Bien sûr. Compassion pour les victimes, révolte contre la barbarie. C’est la jeunesse que l’on a fauchée. C’est l’insouciance, la culture, la convivialité, une certaine image du bonheur que l’on a crucifiées.
On peut comprendre les sentiments qui émergent. L’horreur, l’effroi, et bientôt l’envie de vengeance. Le pays entre en guerre contre un ennemi diffus, insaisissable. Comme l’ont fait en leur temps les Etats Unis contre l’Irak, avec les conséquences que l’on sait. Il s’agit d’une réaction logique, attendue même, espérée sans doute d’une large frange de l’électorat. Et avec les échéances qui s’annoncent, il s’agit de sirènes qu’on écoutera volontiers.
Répondre à l’agression, si barbare soit-elle, par l’écrasement. Appliquer la Loi du Talion envers des groupes a qui l’on reproche principalement de vouloir l’imposer. C’est paradoxal, mais avant tout réactif et animal. Les politiques apprennent peu du passé, et pourtant les exemples d’enlisement se sont tant multipliés ces dernières décennies qu’on pourrait s’attendre à quelque retenue avant de déclencher l’apocalypse.
L’Histoire avance au rythme des dominations, et de l’humiliation de ceux qui les subissent. Humiliation des hommes, des peuples, des continents même. Qu’est-ce qui peut inciter un kamikaze à se faire exploser, seul sur un trottoir aux portes du Stade de France, si ce n’est un désespoir absolu et une humiliation trop longtemps contenue ? Et la violence de la révolte des humiliés est proportionnelle à la technologie que les dominateurs ont malencontreusement mise à leur disposition…
Ajoutons à tout cela que le monde est devenu trop complexe pour se plier à des grilles de lecture binaires : les seigneurs et les serfs, les bons et les méchants, le Nord et le Sud, l’Occident et le reste du monde. Les dominations sont multiples, interpénétrées, parfois étonnamment récursives. Il n’y a pas de solution simple face à cette complexité.
Venons-en à l’université. Sans être celui du monastère, le temps de l’université n’est pas celui des politiques. Tout en étant ancrée dans les réalités économiques du monde, l’université est un lieu où la prise de recul est une discipline essentielle. L’université doit former les citoyens qui inventeront le futur. C’est dire qu’elle doit avant tout enseigner la complexité. Enseigner que tout est infiniment intriqué, que des actions ponctuelles et locales peuvent générer des catastrophes planétaires, militaires, économiques ou climatiques.

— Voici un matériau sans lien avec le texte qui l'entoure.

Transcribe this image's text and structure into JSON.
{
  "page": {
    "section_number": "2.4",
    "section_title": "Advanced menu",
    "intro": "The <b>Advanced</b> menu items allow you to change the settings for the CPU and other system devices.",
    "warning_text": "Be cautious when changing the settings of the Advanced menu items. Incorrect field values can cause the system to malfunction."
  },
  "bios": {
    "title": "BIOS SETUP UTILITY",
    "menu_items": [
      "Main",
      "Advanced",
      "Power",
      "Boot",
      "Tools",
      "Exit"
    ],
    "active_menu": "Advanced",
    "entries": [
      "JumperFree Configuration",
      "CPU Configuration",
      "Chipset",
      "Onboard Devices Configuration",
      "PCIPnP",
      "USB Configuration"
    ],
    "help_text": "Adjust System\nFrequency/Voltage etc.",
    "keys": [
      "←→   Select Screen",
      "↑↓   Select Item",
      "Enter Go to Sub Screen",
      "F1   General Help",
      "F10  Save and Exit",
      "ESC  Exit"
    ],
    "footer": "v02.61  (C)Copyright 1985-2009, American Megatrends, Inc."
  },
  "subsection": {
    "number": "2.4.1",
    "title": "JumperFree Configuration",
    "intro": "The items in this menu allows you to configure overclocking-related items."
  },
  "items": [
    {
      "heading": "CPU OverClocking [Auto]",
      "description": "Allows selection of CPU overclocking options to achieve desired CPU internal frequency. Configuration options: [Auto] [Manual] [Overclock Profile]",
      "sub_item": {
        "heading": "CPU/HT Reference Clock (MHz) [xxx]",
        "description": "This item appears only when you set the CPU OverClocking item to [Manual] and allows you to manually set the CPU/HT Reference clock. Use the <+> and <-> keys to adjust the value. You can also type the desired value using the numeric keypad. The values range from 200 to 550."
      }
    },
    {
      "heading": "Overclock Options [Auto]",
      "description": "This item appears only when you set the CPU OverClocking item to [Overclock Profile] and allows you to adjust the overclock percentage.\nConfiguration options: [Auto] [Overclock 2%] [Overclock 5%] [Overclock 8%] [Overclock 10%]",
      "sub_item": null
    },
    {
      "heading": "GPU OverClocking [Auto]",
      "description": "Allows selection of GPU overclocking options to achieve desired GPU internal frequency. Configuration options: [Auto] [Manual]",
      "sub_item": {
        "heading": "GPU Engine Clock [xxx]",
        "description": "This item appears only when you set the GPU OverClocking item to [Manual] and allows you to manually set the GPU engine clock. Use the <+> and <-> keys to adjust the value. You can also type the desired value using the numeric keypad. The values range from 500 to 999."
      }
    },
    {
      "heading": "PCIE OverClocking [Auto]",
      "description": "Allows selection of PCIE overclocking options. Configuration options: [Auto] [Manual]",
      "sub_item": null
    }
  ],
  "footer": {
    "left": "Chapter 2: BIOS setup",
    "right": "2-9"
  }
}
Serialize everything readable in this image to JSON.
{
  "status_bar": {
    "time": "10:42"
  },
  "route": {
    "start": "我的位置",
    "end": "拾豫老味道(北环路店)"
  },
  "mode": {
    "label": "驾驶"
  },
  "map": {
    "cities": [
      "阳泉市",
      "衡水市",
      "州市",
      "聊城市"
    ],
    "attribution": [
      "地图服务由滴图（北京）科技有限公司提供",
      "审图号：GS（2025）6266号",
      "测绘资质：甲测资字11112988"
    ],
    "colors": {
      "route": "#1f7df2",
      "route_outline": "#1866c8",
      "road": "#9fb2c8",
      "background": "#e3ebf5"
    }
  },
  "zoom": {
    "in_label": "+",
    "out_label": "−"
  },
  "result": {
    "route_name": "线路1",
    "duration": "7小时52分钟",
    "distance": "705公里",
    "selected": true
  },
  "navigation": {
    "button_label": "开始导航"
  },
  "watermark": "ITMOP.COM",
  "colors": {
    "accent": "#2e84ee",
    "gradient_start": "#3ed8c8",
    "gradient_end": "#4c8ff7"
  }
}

Trop souvent nos enseignements se limitent au factuel, à des connaissances locales issues de travaux de recherche cloisonnés. Mais l’accumulation de savoirs spécialisés ne permet pas de penser la complexité du monde. Si l’université se pose de plus en plus le problème de la formation professionnelle, elle ne doit pas oublier qu’elle a aussi à former des citoyens. L’enseignement secondaire a clairement pris en compte cette exigence, en envisageant des enseignements visant à la mise en système des connaissances disciplinaires dans des situations reproduisant la complexité de la vie réelle. Nos étudiants ont vocation à prendre des responsabilités dans l’administration, l’enseignement, les services ou l’économie. C’est dire la nécessité pour l’université de poursuivre inlassablement cette formation dialogique à la pensée complexe. A l’heure où l’on se pose le problème d’une approche par compétences à l’université, celle-ci me paraît essentielle.
Bon texte cher cousin français.
Bon courage à votre grande nation.
Sincèrement du Québec.
Yvan
Tout ce que vous écrivez est plein de bon sens et doit être mis en oeuvre ; mais cela s’applique sur le long terme. En revanche à court et moyen terme cela ne fournit pas une stratégie d’action, non pas bien évidement dans le domaine policier ou judiciaire , mais dans la lutte des idées. Comment pensez le phénomène de l’islamisme du point de vue politique et idéologique et quel discours tenir à tous les niveaux. Attention au sanglot de l’homme blanc !
Cela dit je pense qu’une approche efficace serait de soutenir activement la lutte des femmes musulmanes contre l’oppression dont elle sont l’objet et que la « culture » ne peut en rien justifier.
Penser la complexité du monde oui. Apprendre l’écoute, la coopération, la tolérance, plus que jamais, telles sont les missions de l’université. A court terme, répondre fermement aussi : nos dirigeants par les frappes, nous en terrasse et dans les amphis. Pour le temps long, vu de mon université francilienne qui porte un peu d’ascension sociale et d’espoir, nous travaillons contre tous les obscurantismes.